Image memorability refers to the phenomenon where certain images are more likely to be remembered than others. It is a quantifiable and intrinsic image attribute, defined as the likelihood of an image being remembered upon a single exposure. Despite advances in understanding human visual perception and memory, it is unclear what features contribute to an image's memorability. To address this question, we propose a deep learning-based computational modeling approach. We employ an autoencoder-based approach built on VGG16 convolutional neural networks (CNNs) to learn latent representations of images. The model is trained in a single-epoch setting, mirroring human memory experiments that assess recall after a single exposure.
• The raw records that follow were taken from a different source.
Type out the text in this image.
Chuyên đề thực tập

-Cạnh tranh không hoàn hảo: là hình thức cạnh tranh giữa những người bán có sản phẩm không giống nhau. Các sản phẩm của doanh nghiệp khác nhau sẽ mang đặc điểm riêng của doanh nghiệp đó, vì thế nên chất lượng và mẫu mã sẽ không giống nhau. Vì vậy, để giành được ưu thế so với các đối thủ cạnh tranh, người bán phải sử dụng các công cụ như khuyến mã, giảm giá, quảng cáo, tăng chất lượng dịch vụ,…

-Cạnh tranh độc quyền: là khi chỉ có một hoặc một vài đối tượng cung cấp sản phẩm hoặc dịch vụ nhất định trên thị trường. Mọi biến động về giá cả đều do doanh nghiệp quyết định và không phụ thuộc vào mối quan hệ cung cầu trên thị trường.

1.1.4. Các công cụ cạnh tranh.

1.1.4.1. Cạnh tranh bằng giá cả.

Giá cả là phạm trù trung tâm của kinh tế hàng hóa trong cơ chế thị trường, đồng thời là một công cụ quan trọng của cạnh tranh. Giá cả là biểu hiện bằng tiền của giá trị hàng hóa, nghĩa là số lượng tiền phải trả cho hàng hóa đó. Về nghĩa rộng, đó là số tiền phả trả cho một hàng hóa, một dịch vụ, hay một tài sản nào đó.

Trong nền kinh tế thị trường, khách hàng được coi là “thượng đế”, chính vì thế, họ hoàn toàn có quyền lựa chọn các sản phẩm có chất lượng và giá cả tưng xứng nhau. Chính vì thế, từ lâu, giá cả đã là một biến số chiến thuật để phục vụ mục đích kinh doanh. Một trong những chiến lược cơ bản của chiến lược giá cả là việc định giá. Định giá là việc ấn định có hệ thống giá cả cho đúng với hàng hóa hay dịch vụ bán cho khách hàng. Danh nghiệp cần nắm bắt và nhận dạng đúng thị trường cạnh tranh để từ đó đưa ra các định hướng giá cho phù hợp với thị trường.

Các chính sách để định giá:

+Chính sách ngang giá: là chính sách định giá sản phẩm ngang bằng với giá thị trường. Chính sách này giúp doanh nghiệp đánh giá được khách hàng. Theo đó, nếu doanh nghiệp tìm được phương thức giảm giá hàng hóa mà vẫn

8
We examine the relationship between autoencoder reconstruction error and memorability, analyze the distinctiveness of latent space representations, and develop a multi-layer perceptron (MLP) model for memorability prediction. Additionally, we perform interpretability analysis using Integrated Gradients (IG) to identify the key visual characteristics that contribute to memorability. Our results demonstrate a significant correlation between the images' memorability score and the autoencoder's reconstruction error, as well as the robust predictive performance of its latent representations. Distinctiveness in these representations correlated significantly with memorability. Additionally, certain visual characteristics were identified as features contributing to image memorability in our model. These findings suggest that autoencoder-based representations capture fundamental aspects of image memorability, providing new insights into the computational modeling of human visual memory.